The PMO needed to identify global best practices, principles and methods in road maintenance. It would then use this information to form a business case for the future delivery of Sydney’s road maintenance and recommend a preferred solution to Government.

Extensive research

The PMO conducted extensive research to form a clear picture of potential options for increasing contestability. To aid this process, the PMO hosted an industry forum that drew together over 100 industry organisations from Australia and around the world.

The forum provided the PMO with an opportunity to explain the nature of RMS, Sydney’s road assets and the role of the network. Attendees were encouraged to provide written submissions that detailed issues RMS might face, and offer advice based on their own best practices. These submissions allowed the PMO to open up direct discussions with industry bodies and road services jurisdictions, which helped determine the best options for contestability.
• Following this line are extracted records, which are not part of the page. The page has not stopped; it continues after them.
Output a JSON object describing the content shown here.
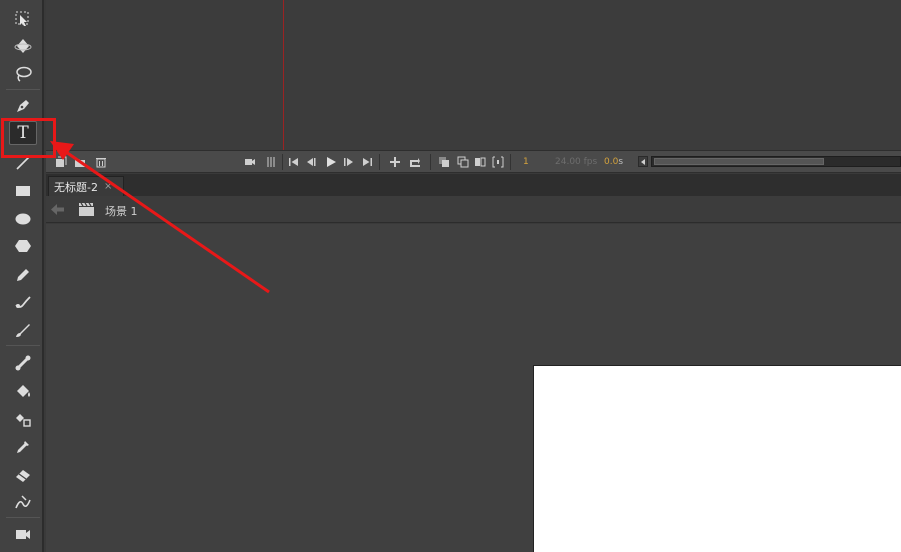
{
  "toolbar": {
    "tools": [
      {
        "name": "subselection-tool-icon"
      },
      {
        "name": "3d-rotation-tool-icon"
      },
      {
        "name": "lasso-tool-icon"
      },
      {
        "name": "pen-tool-icon"
      },
      {
        "name": "text-tool-icon",
        "glyph": "T",
        "active": true
      },
      {
        "name": "line-tool-icon"
      },
      {
        "name": "rectangle-tool-icon"
      },
      {
        "name": "oval-tool-icon"
      },
      {
        "name": "polystar-tool-icon"
      },
      {
        "name": "pencil-tool-icon"
      },
      {
        "name": "paint-brush-tool-icon"
      },
      {
        "name": "brush-tool-icon"
      },
      {
        "name": "bone-tool-icon"
      },
      {
        "name": "paint-bucket-tool-icon"
      },
      {
        "name": "ink-bottle-tool-icon"
      },
      {
        "name": "eyedropper-tool-icon"
      },
      {
        "name": "eraser-tool-icon"
      },
      {
        "name": "width-tool-icon"
      },
      {
        "name": "camera-tool-icon"
      }
    ]
  },
  "timeline": {
    "current_frame": "1",
    "fps": "24.00 fps",
    "elapsed": "0.0",
    "elapsed_unit": "s"
  },
  "document": {
    "tab_title": "无标题-2",
    "close_glyph": "×"
  },
  "editbar": {
    "scene_label": "场景 1"
  },
  "colors": {
    "panel_bg": "#3a3a3a",
    "stage": "#ffffff",
    "playhead": "#9b2323",
    "annotation": "#e81818",
    "frame_accent": "#d4a23c"
  }
}
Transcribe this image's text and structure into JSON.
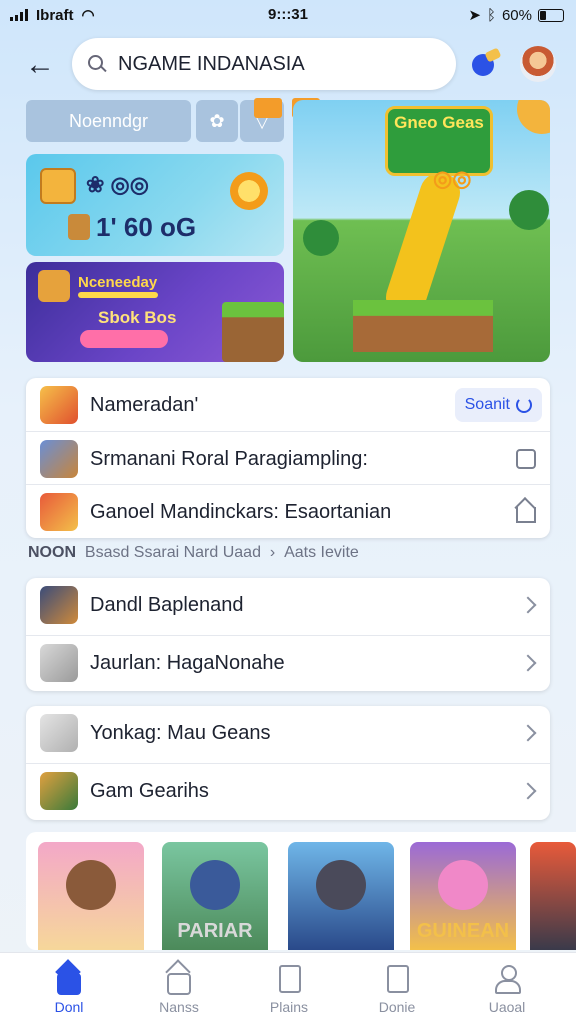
{
  "status_bar": {
    "carrier": "Ibraft",
    "time": "9:::31",
    "battery": "60%"
  },
  "search": {
    "value": "NGAME INDANASIA"
  },
  "banner": {
    "chip_label": "Noenndgr",
    "chip_icon": "puzzle-icon",
    "tile_a_row1": "❀ ◎◎",
    "tile_a_row2": "1' 60 oG",
    "tile_b_title": "Nceneeday",
    "tile_b_subtitle": "Sbok Bos",
    "hero_logo": "Gneo Geas"
  },
  "list1": [
    {
      "label": "Nameradan'",
      "action": "Soanit",
      "action_icon": "refresh-icon"
    },
    {
      "label": "Srmanani Roral Paragiampling:",
      "action_icon": "edit-icon"
    },
    {
      "label": "Ganoel Mandinckars: Esaortanian",
      "action_icon": "home-icon"
    }
  ],
  "breadcrumb": {
    "prefix": "NOON",
    "middle": "Bsasd Ssarai Nard Uaad",
    "sep": "›",
    "last": "Aats Ievite"
  },
  "list2": [
    {
      "label": "Dandl Baplenand"
    },
    {
      "label": "Jaurlan: HagaNonahe"
    }
  ],
  "list3": [
    {
      "label": "Yonkag: Mau Geans"
    },
    {
      "label": "Gam Gearihs"
    }
  ],
  "games": [
    {
      "caption": "",
      "bg": "#f3a8c8"
    },
    {
      "caption": "PARIAR",
      "bg": "#7ac6a0"
    },
    {
      "caption": "",
      "bg": "#6fb6e8"
    },
    {
      "caption": "GUINEAN",
      "bg": "#9b6ad6"
    }
  ],
  "tabs": [
    {
      "label": "Donl",
      "icon": "home-icon",
      "active": true
    },
    {
      "label": "Nanss",
      "icon": "games-icon"
    },
    {
      "label": "Plains",
      "icon": "document-icon"
    },
    {
      "label": "Donie",
      "icon": "list-icon"
    },
    {
      "label": "Uaoal",
      "icon": "profile-icon"
    }
  ],
  "colors": {
    "accent": "#2b52e6",
    "background": "#e7f1fb"
  }
}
During the consultation process, more than 40 one-on-one interviews were undertaken with industry to inform the business case.

A compelling business case

Working closely with RMS, the PMO used research insights to develop a business case supporting road maintenance reform that met guidelines set by NSW Treasury.

This included a financial model showing how the reform program would benefit the network and customers. Many variables were considered in identifying and recommending the best approach, including the activities and types of assets; potential sub-divisions of Sydney for more efficient maintenance; and the type, length and number of contracts required.

The business case incorporated all of this information to present a range of options for road maintenance reform. In early 2013, it was submitted to and approved by the NSW Government.

Aligning processes

The reform program required RMS to change from a road maintenance supplier to an informed asset-owner and client. This transition required significant changes within the organisation so that it could properly support the new contestability arrangements.

To assist the change, the PMO worked closely with RMS on an organisation-wide restructure, helping to redesign processes and establish new internal capabilities.

Procurement and transaction management

Drawing on our extensive experience, the PMO developed Expression of Interest (EOI) and Request for Proposal (RFP) documents. These detailed the relevant asset information, specifications and scope of material to allow prospective contractors to draft proposals. The office also prepared a pre-tender estimate and cost model so that RMS could gauge the cost-effectiveness of contractor proposals. The PMO then conducted a two-phase procurement process, comprising the EOI and RFP, to find new contractors that would manage road maintenance for RMS in the future.

Contract management office

RMS needed a way to manage road maintenance contracts and sustain contestability once the reform program was complete.

Under our leadership, the PMO created a contract management office (CMO) to administer future road maintenance contracts on behalf of RMS. It conducted an extensive organisational design process to establish how the CMO would function within RMS. The PMO then designed an operating model for the office that detailed staff roles, office culture, processes and systems and the tools the office would need to continue to manage ongoing contracts on behalf of RMS.


In managing the PMO, we worked closely with RMS staff and other stakeholders to create a model for contestability that met RMS’s objectives.

The preferred option will see external service providers undertake operations and maintenance of the Sydney Region as ‘stewards’ of the network.

The stewardship arrangement means that the service providers will act as though they are owners of the assets, with a commercial model and contract that closely aligns their key performance indicators with RMS’s priorities. This encourages innovation and a focus on customer service, and allows the department to focus on strategic ownership and asset management.

The business case was accepted by NSW Government, enabling Advisian to lead the PMO through a comprehensive procurement process to secure suitable contractors for RMS.